Illegal immigrant who had fake ID is spared jail
8:20am Tuesday 19th March 2013 in Latest News
AN ILLEGAL immigrant who was caught with two forged passports has been jailed for nine months.
But Yusuf Malik has already been freed after serving just 16 days behind bars on remand – because he had been on a curfew for 10 months.
And the sentence is not long enough for the 30-year-old to be considered for automatic deportation which takes place following a sentence of one year or longer.
Malik, who says he came to Swindon in December 2006 on a six-month visitor’s visa though the authorities claim they can find no trace of him arriving, was arrested in February last year by police investigating other matters.
When they went to his Pinehurst home he told them he “shouldn’t be here” and showed a French passport, which he admitted was bogus, and a Nigerian one he said was genuine.
Malik insisted he had got it in his homeland through an agent in good faith and pleaded not guilty to knowing it was fake, but a jury didn’t believe him.
He said it was an old one his brother had sent him after he destroyed the paperwork he used to enter the country because it contained the out of date visa.
The fake EU passport had been bought through a friend for £1,000 and used so he could secure employment, he admitted.
During his six years in this country he said he had never claimed benefit, getting work in care homes.
Malik, of Poplar Avenue, Pinehurst, pleaded not guilty to one count of possessing a false identity document and guilty to the other.
Paul Trotman, defending, said his client was living with his partner of three years who was pregnant with his child.
He said she already had three children aged, 11, four and two with three different fathers and his client provided stability to her and their lives.
During the two weeks and four days he had been on remand awaiting sentence there had been a noticeable change in the behaviour of the middle child, he said.
Mr Trotman handed up letters from his partner, her parents, neighbours and a teacher all talking of Malik’s good character.
Passing sentence Judge Euan Ambrose said the offence was so serious that it almost always carried a sentence of immediate imprisonment.
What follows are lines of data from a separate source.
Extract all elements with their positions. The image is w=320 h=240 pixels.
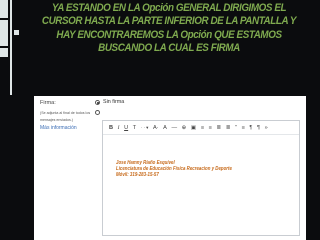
firma-label: Firma: xyxy=(40,100,56,106)
numbered-list-button[interactable]: ≡ xyxy=(201,124,204,132)
more-info-link[interactable]: Más información xyxy=(40,125,77,131)
text-color-button[interactable]: A xyxy=(163,124,167,132)
ltr-button[interactable]: ¶ xyxy=(257,124,260,132)
radio-selected-icon[interactable] xyxy=(95,99,100,105)
radio-signature[interactable] xyxy=(95,108,100,116)
signature-settings-panel: Firma: (Se adjunta al final de todos los… xyxy=(34,96,306,240)
indent-less-button[interactable]: ≣ xyxy=(217,124,222,132)
slide: YA ESTANDO EN LA Opción GENERAL DIRIGIMO… xyxy=(0,0,320,240)
signature-text[interactable]: Jose Hamny Riaño Esquivel Licenciatura d… xyxy=(116,160,248,179)
signature-phone: Móvil: 319-283-15-57 xyxy=(116,172,159,179)
indent-more-button[interactable]: ≣ xyxy=(226,124,231,132)
radio-unselected-icon[interactable] xyxy=(95,109,100,115)
font-size-button[interactable]: A· xyxy=(153,124,159,132)
font-size-dropdown-button[interactable]: · · ▾ xyxy=(141,124,149,132)
formatting-toolbar: B I U T · · ▾ A· A — ⊕ ▣ ≡ ≡ ≣ ≣ ” ≡ ¶ ¶ » xyxy=(103,121,299,135)
bullet-list-button[interactable]: ≡ xyxy=(209,124,212,132)
decorative-bars xyxy=(0,0,22,95)
underline-button[interactable]: U xyxy=(124,124,128,132)
bold-button[interactable]: B xyxy=(109,124,113,132)
font-family-button[interactable]: T xyxy=(133,124,136,132)
radio-sin-firma-label: Sin firma xyxy=(103,99,125,105)
link-button[interactable]: ⊕ xyxy=(182,124,187,132)
quote-button[interactable]: ” xyxy=(235,124,237,132)
radio-sin-firma[interactable]: Sin firma xyxy=(95,98,124,106)
firma-hint: (Se adjunta al final de todos los mensaj… xyxy=(40,111,91,122)
remove-format-button[interactable]: » xyxy=(265,124,268,132)
italic-button[interactable]: I xyxy=(118,124,120,132)
image-button[interactable]: ▣ xyxy=(191,124,196,132)
highlight-color-button[interactable]: — xyxy=(171,124,177,132)
slide-title: YA ESTANDO EN LA Opción GENERAL DIRIGIMO… xyxy=(41,2,297,55)
signature-editor[interactable]: B I U T · · ▾ A· A — ⊕ ▣ ≡ ≡ ≣ ≣ ” ≡ ¶ ¶ » Jose Hamny Riañ… xyxy=(102,120,300,236)
align-button[interactable]: ≡ xyxy=(242,124,245,132)
rtl-button[interactable]: ¶ xyxy=(249,124,252,132)
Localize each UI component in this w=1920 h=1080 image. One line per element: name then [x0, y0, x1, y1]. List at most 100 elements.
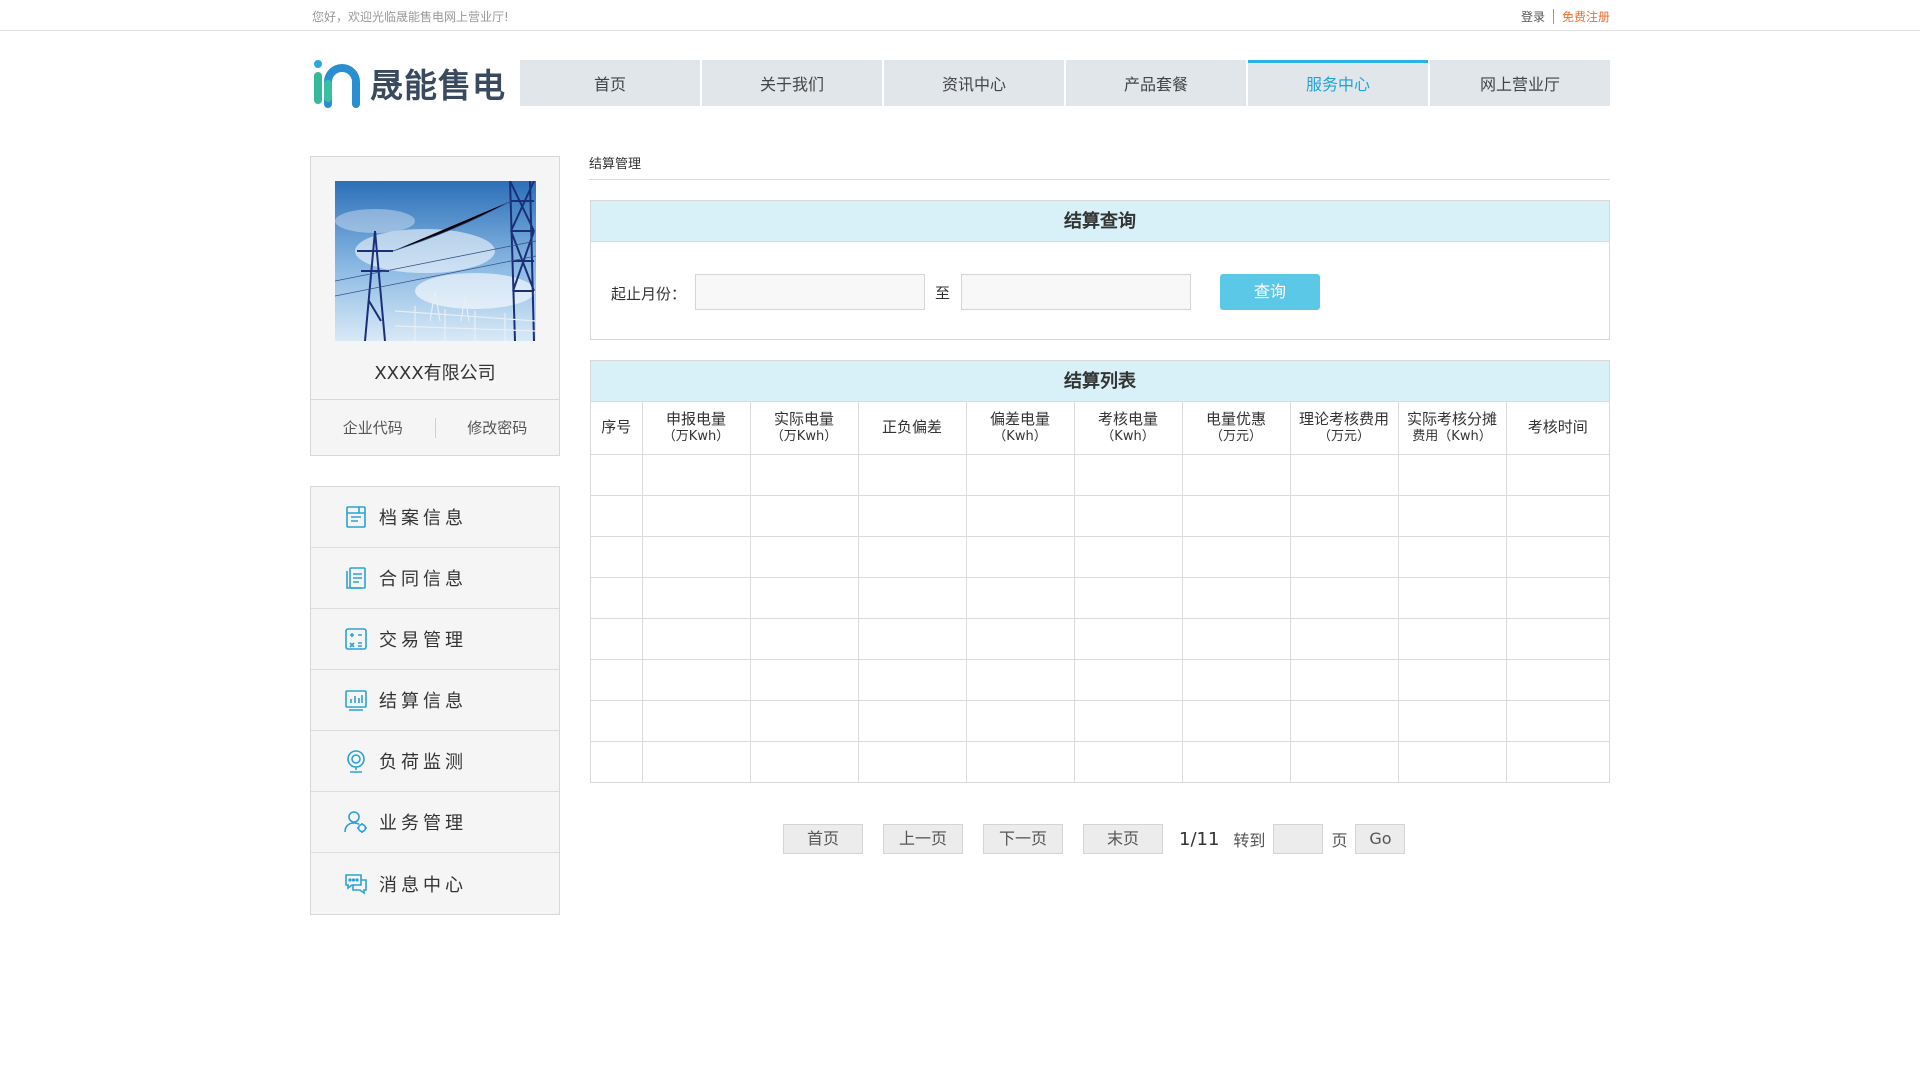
menu-label: 负荷监测: [379, 752, 467, 773]
table-cell: [966, 536, 1075, 578]
top-links: 登录 免费注册: [1521, 8, 1610, 25]
logo[interactable]: 晟能售电: [310, 58, 506, 108]
table-header-row: 序号 申报电量 （万Kwh） 实际电量 （万Kwh） 正负偏差 偏差电量 （Kwh） 考核电量（…: [591, 402, 1609, 455]
menu-settlement[interactable]: 结算信息: [311, 670, 559, 731]
column-header-line1: 电量优惠: [1205, 409, 1266, 428]
goto-label: 转到: [1233, 831, 1266, 850]
list-panel-title: 结算列表: [591, 361, 1609, 402]
table-cell: [858, 700, 967, 742]
logo-mark-icon: [314, 60, 360, 108]
column-header-line1: 实际考核分摊: [1406, 409, 1497, 428]
nav-home[interactable]: 首页: [520, 60, 700, 106]
menu-label: 结算信息: [379, 691, 467, 712]
table-cell: [1506, 495, 1609, 537]
table-cell: [858, 495, 967, 537]
nav-products[interactable]: 产品套餐: [1066, 60, 1246, 106]
table-cell: [591, 741, 643, 782]
table-cell: [1398, 659, 1507, 701]
menu-load-monitor[interactable]: 负荷监测: [311, 731, 559, 792]
query-panel-title: 结算查询: [591, 201, 1609, 242]
nav-news[interactable]: 资讯中心: [884, 60, 1064, 106]
table-cell: [1398, 536, 1507, 578]
nav-service[interactable]: 服务中心: [1248, 60, 1428, 106]
column-header-line2: （Kwh）: [993, 428, 1047, 444]
nav-online-hall[interactable]: 网上营业厅: [1430, 60, 1610, 106]
column-header: 序号: [591, 402, 643, 455]
nav-about[interactable]: 关于我们: [702, 60, 882, 106]
table-cell: [1398, 700, 1507, 742]
table-cell: [750, 577, 859, 619]
go-button[interactable]: Go: [1355, 824, 1406, 854]
column-header: 实际电量 （万Kwh）: [750, 402, 859, 455]
table-cell: [1398, 618, 1507, 660]
last-page-button[interactable]: 末页: [1083, 824, 1163, 854]
company-name: XXXX有限公司: [374, 363, 496, 384]
table-cell: [1290, 618, 1399, 660]
table-cell: [750, 618, 859, 660]
change-password-link[interactable]: 修改密码: [436, 417, 560, 438]
archive-icon: [346, 506, 366, 528]
table-cell: [591, 700, 643, 742]
table-cell: [591, 577, 643, 619]
menu-business[interactable]: 业务管理: [311, 792, 559, 853]
table-cell: [858, 577, 967, 619]
prev-page-button[interactable]: 上一页: [883, 824, 963, 854]
table-cell: [1074, 741, 1183, 782]
table-cell: [858, 536, 967, 578]
first-page-button[interactable]: 首页: [783, 824, 863, 854]
register-link[interactable]: 免费注册: [1562, 8, 1610, 25]
table-cell: [642, 700, 751, 742]
table-row: [591, 454, 1609, 496]
table-cell: [966, 618, 1075, 660]
table-cell: [1182, 659, 1291, 701]
menu-label: 合同信息: [379, 569, 467, 590]
column-header-line1: 偏差电量: [989, 409, 1050, 428]
table-cell: [1398, 741, 1507, 782]
next-page-button[interactable]: 下一页: [983, 824, 1063, 854]
table-cell: [1506, 659, 1609, 701]
menu-archive[interactable]: 档案信息: [311, 487, 559, 548]
message-icon: [345, 873, 367, 895]
login-link[interactable]: 登录: [1521, 8, 1545, 25]
table-cell: [966, 454, 1075, 496]
column-header-line2: （万元）: [1209, 428, 1262, 444]
goto-page-input[interactable]: [1273, 824, 1324, 854]
table-row: [591, 700, 1609, 742]
table-cell: [1074, 659, 1183, 701]
table-cell: [858, 741, 967, 782]
table-cell: [1398, 577, 1507, 619]
range-to-label: 至: [935, 284, 951, 302]
menu-label: 档案信息: [379, 508, 467, 529]
table-cell: [1182, 454, 1291, 496]
table-cell: [966, 577, 1075, 619]
menu-label: 消息中心: [379, 874, 467, 896]
company-code-link[interactable]: 企业代码: [311, 417, 435, 438]
menu-contract[interactable]: 合同信息: [311, 548, 559, 609]
menu-messages[interactable]: 消息中心: [311, 853, 559, 914]
page-indicator: 1/11: [1179, 828, 1220, 850]
table-cell: [1182, 741, 1291, 782]
table-cell: [966, 700, 1075, 742]
table-cell: [966, 659, 1075, 701]
query-button[interactable]: 查询: [1220, 274, 1320, 310]
table-cell: [1182, 618, 1291, 660]
column-header-line1: 正负偏差: [881, 418, 942, 437]
table-row: [591, 659, 1609, 701]
column-header-line1: 实际电量: [773, 409, 834, 428]
table-cell: [966, 495, 1075, 537]
table-cell: [591, 618, 643, 660]
table-cell: [1290, 495, 1399, 537]
column-header-line2: （万Kwh）: [662, 428, 730, 444]
column-header-line2: （万Kwh）: [770, 428, 838, 444]
column-header-line1: 考核时间: [1527, 418, 1588, 437]
column-header: 偏差电量 （Kwh）: [966, 402, 1075, 455]
table-cell: [1074, 495, 1183, 537]
table-cell: [1506, 618, 1609, 660]
column-header-line2: （Kwh）: [1101, 428, 1155, 444]
start-month-input[interactable]: [695, 274, 925, 310]
end-month-input[interactable]: [961, 274, 1191, 310]
menu-label: 交易管理: [379, 630, 467, 651]
menu-trade[interactable]: 交易管理: [311, 609, 559, 670]
table-cell: [642, 741, 751, 782]
column-header: 电量优惠 （万元）: [1182, 402, 1291, 455]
“That is because identity document offence undermine some of the important controls that we have within our society and the courts treat them accordingly in a very serious way,” he said.
“For this type of offence it is almost always the case that an immediate custodial sentence will follow.”
But he read from one of the letters which described Malik as “decent to the core and of good moral character”.
The judge said: “You are a man who is a very admirable individual, the letter I have read made that abundantly clear.
“You have worked hard whilst you have been in this country, you have not claimed any benefits.
“You have supported yourself and your partner and her children and you have sent money home to your family in Nigeria.”
Imposing the sentence he said: “It will not take a particularly skillful mathematician to work out the effect of your remand time and time on curfew to work out that you have effectively already served the sentence I have passed.”
Under Section 240A of the Criminal Justice Act 2003 being on a tagged curfew of nine hours or more on remand counts as a half a day in prison.